Medieval medicine relied on ancient humoral theory, which held that disease was caused by the imbalance of the body’s four humors: blood, phlegm, black bile, and yellow bile. Each humor was associated with one of the four elements as well as with one of the seasons, planets, signs of the zodiac, and stages of life.

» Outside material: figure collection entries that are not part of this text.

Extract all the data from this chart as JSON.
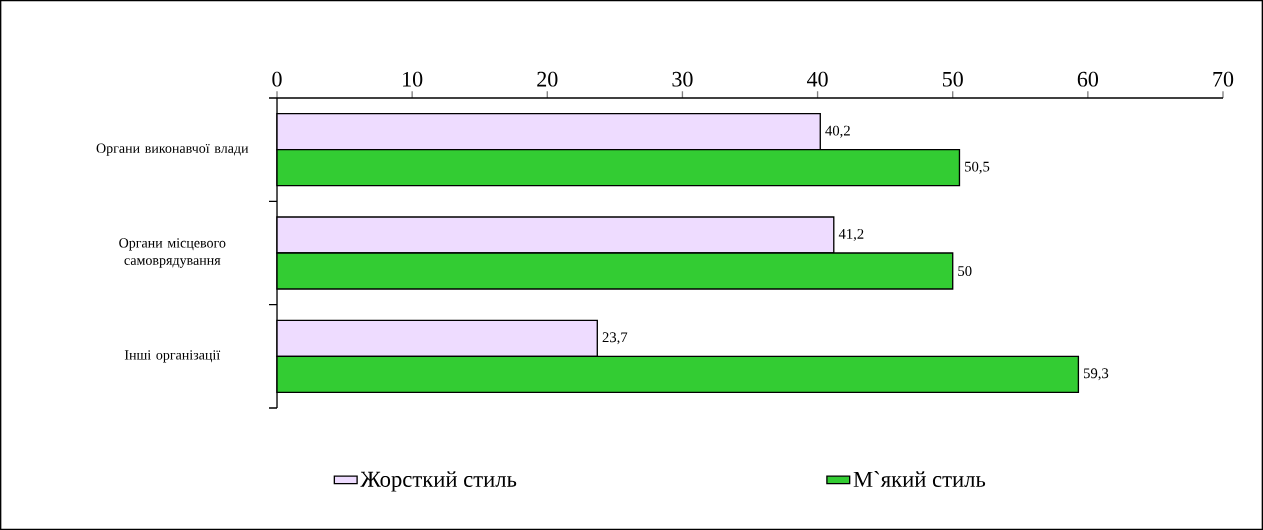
{
  "chart_data": {
    "type": "bar",
    "orientation": "horizontal",
    "categories": [
      "Органи виконавчої влади",
      "Органи місцевого самоврядування",
      "Інші організації"
    ],
    "series": [
      {
        "name": "Жорсткий стиль",
        "color": "#eedcff",
        "values": [
          40.2,
          41.2,
          23.7
        ],
        "value_labels": [
          "40,2",
          "41,2",
          "23,7"
        ]
      },
      {
        "name": "М`який стиль",
        "color": "#33cc33",
        "values": [
          50.5,
          50,
          59.3
        ],
        "value_labels": [
          "50,5",
          "50",
          "59,3"
        ]
      }
    ],
    "xlim": [
      0,
      70
    ],
    "xticks": [
      0,
      10,
      20,
      30,
      40,
      50,
      60,
      70
    ],
    "legend": "bottom"
  }
}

Takamiya MS 33: Secretum secretorum

Takamiya MS 33. John Lydgate and Benedict Burgh, Secrees of Old Philosoffres, etc. England, c. 1475-1500

On the left-hand page of Takamiya MS 33, an unfinished “zodiac man” image summarizes the influence of the zodiac on the body: cuts on the head or face, for example, were particularly dangerous when the sun was in Aries. The right-hand page of Takamiya MS 33 lists medicines according to the part of the body they would treat. This manuscript also contains, among other texts, a copy of John Lydgate and Benedict Burgh's Secrees of Old Philosoffres, a poetic translation into Middle English of the Latin prose work Secretum secretorum.

Takamiya MS 59: Inventory of chirurgy

Takamiya MS 59. Guy de Chauliac, The Inventory of Chirurgy. England, c. 1450. 

The leaf tucked into Takamiya MS 59, a manuscript containing an English translation of Guy de Chauliac’s surgical manual The Inventory of Chirurgy, contains more detailed recipes. Because they include remedies “for your brestes” and “for your mannes face,” they may have been written for a female practitioner.